Two people in a Dory isn’t as maneuverable as being alone in the boat, for certain, but it’s a lot of fun, and viable for slow canoe-style ventures. We saw the boat will survive big, deep wave trains and eddy lines fine, but will ship a lot of water. I think big ferries or highly technical maneuvers might be very sketchy, at least without some sort of tandem spraydeck.

Stability = high.
Non-Technical Performance = Very Good.
Technical Performance = Unknown, beyond the design intention of the boat. ???

Has anyone else done multi-person Dory ventures?

I found that two people in a dory makes the boat much faster. Especially if one sits face to face on the very stern and bow (on the tube itself), providing the maximum footprint in lenght. Stability on was still fine on flat running water

However, I found it very tireing paddling backward.

The honeymoon position with a backpack, too.

Alatna River, Brooks Range.

This boat is about LLama sized but parallel sided, more like a Dory

My wife, dog, and I navigated 20 miles of the Green River through Labyrinth Canyon with just a Dory.

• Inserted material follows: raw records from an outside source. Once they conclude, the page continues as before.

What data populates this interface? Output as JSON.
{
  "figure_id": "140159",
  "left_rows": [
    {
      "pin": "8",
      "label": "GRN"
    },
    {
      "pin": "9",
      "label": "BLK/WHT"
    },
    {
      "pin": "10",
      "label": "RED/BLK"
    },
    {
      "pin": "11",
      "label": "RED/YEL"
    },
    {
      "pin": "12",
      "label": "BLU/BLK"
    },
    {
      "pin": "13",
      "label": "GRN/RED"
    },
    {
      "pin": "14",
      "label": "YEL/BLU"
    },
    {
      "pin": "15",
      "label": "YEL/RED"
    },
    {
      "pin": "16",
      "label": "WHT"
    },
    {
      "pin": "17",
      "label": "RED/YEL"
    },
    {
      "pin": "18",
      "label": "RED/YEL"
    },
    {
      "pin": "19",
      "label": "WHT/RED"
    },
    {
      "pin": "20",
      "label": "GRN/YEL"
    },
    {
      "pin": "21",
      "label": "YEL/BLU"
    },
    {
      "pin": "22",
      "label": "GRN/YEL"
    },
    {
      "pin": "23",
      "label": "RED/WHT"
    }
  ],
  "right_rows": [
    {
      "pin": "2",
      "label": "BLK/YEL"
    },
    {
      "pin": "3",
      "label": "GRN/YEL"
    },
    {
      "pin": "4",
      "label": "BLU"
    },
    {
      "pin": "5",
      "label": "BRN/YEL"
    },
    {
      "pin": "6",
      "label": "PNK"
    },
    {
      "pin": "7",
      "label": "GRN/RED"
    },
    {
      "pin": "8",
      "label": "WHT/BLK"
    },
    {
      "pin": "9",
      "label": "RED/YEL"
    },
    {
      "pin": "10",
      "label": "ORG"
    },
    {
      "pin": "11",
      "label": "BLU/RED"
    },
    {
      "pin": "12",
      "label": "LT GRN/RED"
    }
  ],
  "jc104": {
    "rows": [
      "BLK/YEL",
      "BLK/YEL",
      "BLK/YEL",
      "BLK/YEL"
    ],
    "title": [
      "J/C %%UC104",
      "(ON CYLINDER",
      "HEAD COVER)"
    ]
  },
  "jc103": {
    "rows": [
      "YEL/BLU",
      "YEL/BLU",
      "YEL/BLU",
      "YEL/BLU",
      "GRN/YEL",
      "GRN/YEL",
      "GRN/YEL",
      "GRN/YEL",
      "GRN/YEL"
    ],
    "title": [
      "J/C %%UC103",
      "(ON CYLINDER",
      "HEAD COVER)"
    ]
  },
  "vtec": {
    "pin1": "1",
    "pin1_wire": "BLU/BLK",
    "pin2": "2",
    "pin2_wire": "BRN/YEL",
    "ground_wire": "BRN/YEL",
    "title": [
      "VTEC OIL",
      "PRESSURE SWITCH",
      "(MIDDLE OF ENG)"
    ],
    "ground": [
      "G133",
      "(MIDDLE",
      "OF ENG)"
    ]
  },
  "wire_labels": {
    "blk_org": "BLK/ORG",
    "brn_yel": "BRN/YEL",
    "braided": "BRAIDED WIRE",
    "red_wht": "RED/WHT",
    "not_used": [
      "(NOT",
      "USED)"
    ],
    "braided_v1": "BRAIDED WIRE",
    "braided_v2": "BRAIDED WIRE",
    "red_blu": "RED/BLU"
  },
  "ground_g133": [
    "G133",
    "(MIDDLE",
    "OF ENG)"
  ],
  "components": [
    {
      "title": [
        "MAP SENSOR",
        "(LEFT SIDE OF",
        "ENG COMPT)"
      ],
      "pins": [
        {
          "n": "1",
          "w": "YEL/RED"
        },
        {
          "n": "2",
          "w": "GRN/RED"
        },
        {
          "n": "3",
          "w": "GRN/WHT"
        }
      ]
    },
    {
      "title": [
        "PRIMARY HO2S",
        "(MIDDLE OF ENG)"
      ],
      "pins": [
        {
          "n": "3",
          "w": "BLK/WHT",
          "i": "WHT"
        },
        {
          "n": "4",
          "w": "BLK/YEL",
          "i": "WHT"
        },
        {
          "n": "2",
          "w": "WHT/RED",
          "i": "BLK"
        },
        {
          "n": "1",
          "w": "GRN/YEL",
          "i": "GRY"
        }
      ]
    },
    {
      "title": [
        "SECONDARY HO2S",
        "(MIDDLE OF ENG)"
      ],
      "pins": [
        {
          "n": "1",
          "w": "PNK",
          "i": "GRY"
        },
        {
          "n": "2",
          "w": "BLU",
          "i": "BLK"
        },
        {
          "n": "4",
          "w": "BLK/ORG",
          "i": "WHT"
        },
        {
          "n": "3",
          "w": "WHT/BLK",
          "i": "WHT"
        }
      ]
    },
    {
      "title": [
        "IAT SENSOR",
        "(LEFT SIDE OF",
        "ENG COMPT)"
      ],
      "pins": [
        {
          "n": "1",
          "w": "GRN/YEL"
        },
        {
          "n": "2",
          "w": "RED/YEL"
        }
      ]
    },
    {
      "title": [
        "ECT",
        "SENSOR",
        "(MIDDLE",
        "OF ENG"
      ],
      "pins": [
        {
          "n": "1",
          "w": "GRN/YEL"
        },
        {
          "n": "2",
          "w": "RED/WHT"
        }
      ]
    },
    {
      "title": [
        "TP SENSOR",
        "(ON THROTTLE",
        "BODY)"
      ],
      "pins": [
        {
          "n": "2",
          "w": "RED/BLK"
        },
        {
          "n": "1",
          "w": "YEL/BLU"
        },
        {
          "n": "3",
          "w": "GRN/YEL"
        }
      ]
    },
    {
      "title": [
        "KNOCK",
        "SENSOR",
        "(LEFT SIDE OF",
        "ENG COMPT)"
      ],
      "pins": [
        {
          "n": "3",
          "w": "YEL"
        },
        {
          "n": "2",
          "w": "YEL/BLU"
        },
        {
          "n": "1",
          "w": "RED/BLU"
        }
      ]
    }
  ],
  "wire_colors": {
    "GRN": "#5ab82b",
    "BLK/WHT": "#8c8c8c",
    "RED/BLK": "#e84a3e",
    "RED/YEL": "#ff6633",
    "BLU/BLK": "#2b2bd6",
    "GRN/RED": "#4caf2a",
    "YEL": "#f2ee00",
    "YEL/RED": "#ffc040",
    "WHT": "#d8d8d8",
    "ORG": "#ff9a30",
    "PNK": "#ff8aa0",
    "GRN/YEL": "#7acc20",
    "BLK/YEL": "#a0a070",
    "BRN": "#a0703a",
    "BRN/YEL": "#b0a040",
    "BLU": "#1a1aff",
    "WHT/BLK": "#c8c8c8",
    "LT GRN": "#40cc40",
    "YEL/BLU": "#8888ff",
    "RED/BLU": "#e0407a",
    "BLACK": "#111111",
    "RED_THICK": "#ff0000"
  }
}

We stripped the Dory of the oar rigs and paddled it like a regular packraft. With gear we had about 400 pound in the one boat. We strapped the packs on the bow, faced one another with the paddler in the stern and the dog in the middle. It was cozy but worked great. It saved a lot of weight making the canyoneering sections of the trip more enjoyable.